Regarding the bone margin, the issue is how close we can approach tumor to save a nearby joint or the host bone stock to improve longevity of implants. Although most surgeons accept bone margin of 2 cm, reports suggest that a margin as narrow as 6 mm of tumor-free bone does not increase the LR rate.19-23) However, in our study which mainly consists of poor responders, a significant increase in the rate of bone recurrences with < 2 cm bone margin suggests narrow margins of < 2 cm may be hazardous. Nonetheless, because most patients with bone margins > 2 cm did not develop bone recurrences, even for poor respondents, the regional tumor spread mechanisms in the bone did not seem to be unusual.
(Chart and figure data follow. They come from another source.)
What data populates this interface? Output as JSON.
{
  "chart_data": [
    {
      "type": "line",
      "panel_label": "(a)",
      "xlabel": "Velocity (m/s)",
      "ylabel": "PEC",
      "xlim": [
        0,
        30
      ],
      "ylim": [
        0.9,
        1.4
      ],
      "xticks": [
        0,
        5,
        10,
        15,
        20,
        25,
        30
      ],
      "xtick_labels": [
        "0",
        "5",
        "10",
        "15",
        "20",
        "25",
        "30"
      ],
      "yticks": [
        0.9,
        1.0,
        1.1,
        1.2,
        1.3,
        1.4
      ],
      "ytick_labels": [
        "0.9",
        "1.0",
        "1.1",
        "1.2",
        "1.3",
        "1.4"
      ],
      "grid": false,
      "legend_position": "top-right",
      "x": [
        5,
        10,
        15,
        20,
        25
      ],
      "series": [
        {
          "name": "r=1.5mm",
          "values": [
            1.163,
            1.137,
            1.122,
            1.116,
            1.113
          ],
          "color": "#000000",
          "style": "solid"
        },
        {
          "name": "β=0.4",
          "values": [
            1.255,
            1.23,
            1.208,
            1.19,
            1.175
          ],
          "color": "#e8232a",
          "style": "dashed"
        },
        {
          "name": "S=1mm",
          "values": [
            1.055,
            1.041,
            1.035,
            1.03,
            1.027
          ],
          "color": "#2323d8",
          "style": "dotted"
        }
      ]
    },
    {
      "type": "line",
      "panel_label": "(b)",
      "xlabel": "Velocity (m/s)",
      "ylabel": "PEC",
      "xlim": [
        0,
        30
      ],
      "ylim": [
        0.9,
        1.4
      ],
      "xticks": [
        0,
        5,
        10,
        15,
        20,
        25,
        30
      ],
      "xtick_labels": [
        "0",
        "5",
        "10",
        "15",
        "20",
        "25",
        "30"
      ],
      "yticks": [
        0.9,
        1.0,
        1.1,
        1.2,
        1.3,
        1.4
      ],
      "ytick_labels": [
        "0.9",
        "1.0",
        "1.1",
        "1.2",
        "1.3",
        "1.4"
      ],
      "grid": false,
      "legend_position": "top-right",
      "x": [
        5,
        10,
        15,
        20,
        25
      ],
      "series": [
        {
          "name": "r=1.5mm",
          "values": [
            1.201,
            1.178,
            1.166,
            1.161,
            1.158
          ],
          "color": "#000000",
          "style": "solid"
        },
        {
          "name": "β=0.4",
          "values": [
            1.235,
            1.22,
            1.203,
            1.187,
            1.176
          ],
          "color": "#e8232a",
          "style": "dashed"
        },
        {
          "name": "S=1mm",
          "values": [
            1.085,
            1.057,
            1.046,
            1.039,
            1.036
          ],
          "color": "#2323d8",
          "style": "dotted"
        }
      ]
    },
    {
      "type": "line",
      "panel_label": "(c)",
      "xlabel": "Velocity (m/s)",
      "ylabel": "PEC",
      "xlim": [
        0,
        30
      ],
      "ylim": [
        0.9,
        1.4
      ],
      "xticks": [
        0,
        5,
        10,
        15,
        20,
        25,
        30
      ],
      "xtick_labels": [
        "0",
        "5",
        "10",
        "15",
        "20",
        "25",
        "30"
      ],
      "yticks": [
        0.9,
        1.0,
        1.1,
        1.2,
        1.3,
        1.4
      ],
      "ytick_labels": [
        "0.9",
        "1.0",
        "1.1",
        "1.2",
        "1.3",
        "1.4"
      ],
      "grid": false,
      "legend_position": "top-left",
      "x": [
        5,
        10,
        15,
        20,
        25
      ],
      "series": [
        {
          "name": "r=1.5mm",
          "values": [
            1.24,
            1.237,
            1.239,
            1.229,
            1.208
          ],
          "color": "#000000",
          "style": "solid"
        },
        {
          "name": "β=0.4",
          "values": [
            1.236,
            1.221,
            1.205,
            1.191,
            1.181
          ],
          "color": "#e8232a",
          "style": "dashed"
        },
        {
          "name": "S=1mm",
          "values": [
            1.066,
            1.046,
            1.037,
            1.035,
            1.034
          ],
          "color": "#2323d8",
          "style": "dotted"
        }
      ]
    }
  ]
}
As for bone margins, the soft tissue surgical margins can be extended freely. Therefore, conceptually, the inadequate amount of soft tissues resected would be a main culprit for LR in this area. However, our data show no relations between the adequacy of soft tissue margin and LR in corresponding area. We experienced LR located away from initial tumor or in patients who underwent whole muscle compartment resections. This suggests, in the soft tissues, poor responders might have different local tumor spread mechanisms from that of good responders. It could be more dependent on vascular or lymphatic pathways rather than through direct infiltrations.

In conclusion, of the three areas examined, the LR in osteosarcoma was found to be most prevalent in soft tissues. In patients showing similar unfavorable responses to preoperative chemotherapy, the loss of perineurovascular fat plane on preoperative MRI is a notable finding predicting LR. Furthermore, a bone margin of less than 2 cm is still risky. However, the LR in soft tissue is not predictable using surgical margins as presently defined.

ACKNOWLEDGEMENTS

This study was supported by a grant from the Korea Cancer Center Hospital research competence promotion program (50247-2012).

Footnotes

No potential conflict of interest relevant to this article was reported.